Vail Daily’s View: Vail’s $9.7 million in potential stimulus still sitting unused

Vail Daily Editorial Board
Vail, CO, Colorado

Vail doesn’t need to tap into its flush conference-center fund to hire a renowned consultant to help the resort through the world’s economic doldrums, but some or all of the $9.7 million might help fund some of his ideas.

Maybe that consultant ” James Chung, of Reach Advisors ” will even have ideas about how to use the conference-center money to give Vail its own economic stimulus.

Vail’s marketing board is hiring Chung, who’s worked for the town before on national marketing strategies. Chung’s job this time will be to bring more exposure and create more events for the resort ”

in other words, bring people to town to spend money.

A Vail lodging committee has been searching the past few years for the right project to spend the conference-center money on. But the town and its residents could use a $9.7 million economic jolt if the lodging committee’s ideas don’t excite the citizenry.

If Chung will talk to the lodging committee to see if any of its projects are a better long-term bet for the town than the short-term help the money could provide.

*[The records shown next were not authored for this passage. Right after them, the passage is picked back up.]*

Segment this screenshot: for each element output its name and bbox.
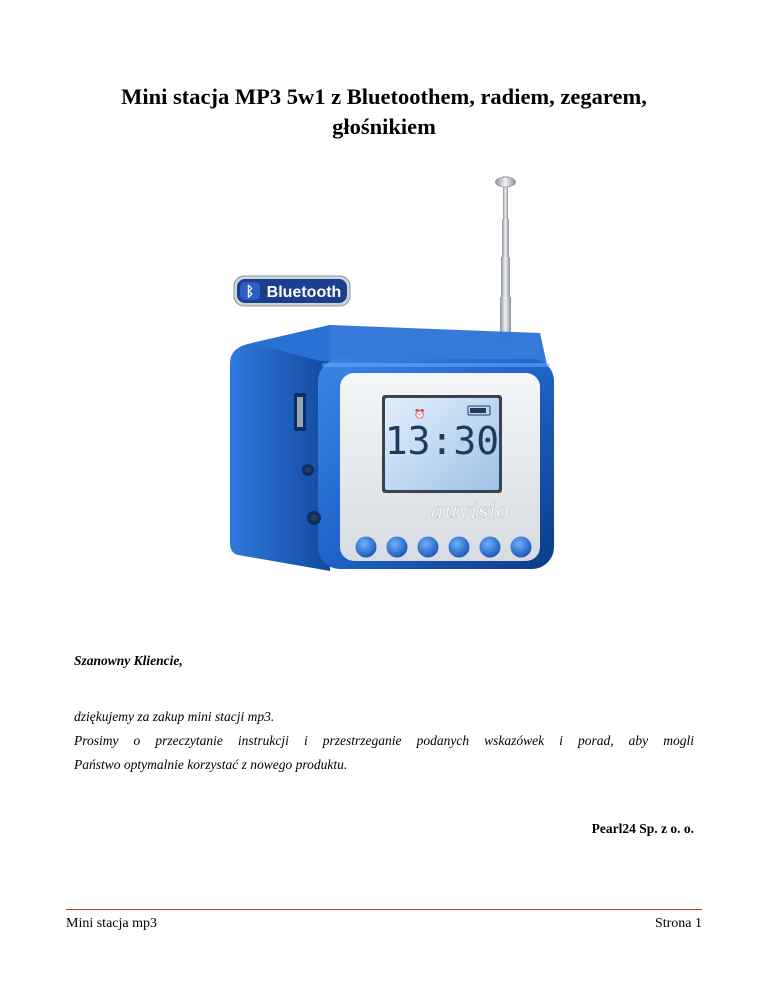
power-button[interactable]	[511, 537, 532, 558]
prev-volume-down-button[interactable]	[387, 537, 408, 558]
greeting: Szanowny Kliencie,	[74, 653, 183, 668]
bluetooth-badge	[234, 276, 350, 306]
next-volume-up-button[interactable]	[418, 537, 439, 558]
title-line-1: Mini stacja MP3 5w1 z Bluetoothem, radiem, zegarem,	[121, 84, 647, 109]
product-image	[222, 173, 562, 583]
display-time: 13:30	[384, 419, 500, 463]
title-line-2: głośnikiem	[332, 114, 436, 139]
footer-rule	[66, 909, 702, 910]
play-pause-button[interactable]	[356, 537, 377, 558]
intro-paragraph-line-2: Prosimy o przeczytanie instrukcji i przestrzeganie podanych wskazówek i porad, aby mogli	[74, 733, 694, 748]
clock-button[interactable]	[480, 537, 501, 558]
footer-page-number: Strona 1	[654, 916, 702, 931]
intro-paragraph-line-3: Państwo optymalnie korzystać z nowego produktu.	[74, 757, 348, 772]
brand-logo: auvisio	[430, 499, 510, 524]
signature: Pearl24 Sp. z o. o.	[591, 821, 694, 836]
mode-button[interactable]	[449, 537, 470, 558]
intro-paragraph-line-1: dziękujemy za zakup mini stacji mp3.	[74, 709, 275, 724]
antenna	[496, 176, 516, 341]
alarm-icon: ⏰	[414, 410, 426, 420]
bluetooth-badge-label: Bluetooth	[266, 284, 342, 301]
bluetooth-icon: ᛒ	[245, 283, 255, 299]
footer-document-name: Mini stacja mp3	[66, 916, 157, 931]
document-title	[60, 82, 708, 142]
lcd-display	[382, 395, 502, 493]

That money could definitely help the town through these dark financial days. Businesses are laying workers off at the height of ski season, and though holidays have given shops a boost, most merchants say they’re having a tough year. And a recent survey of Eagle County businesses shows wide pessimism about 2009.

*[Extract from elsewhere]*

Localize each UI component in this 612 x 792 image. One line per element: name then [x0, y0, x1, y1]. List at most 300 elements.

Vail has $9.7 million lying around and shouldn’t be afraid to use it if the consultant, the Town Council and some of the very bright business minds in the community think his ideas will bridge the gap between what’s likely to be an ugly off-season and when the world’s economy show signs of life again.

By law, any use of the conference-center money would have to be approved in a town vote, which at the earliest would take place 90 days after any decisions are made.

That means the town needs to act more boldly than it sometimes has in the past.

Even so, no one can predict a major upswing in the economy anytime soon, and $9.7 million of extra marketing might just make businesses a bit more optimistic about next ski season.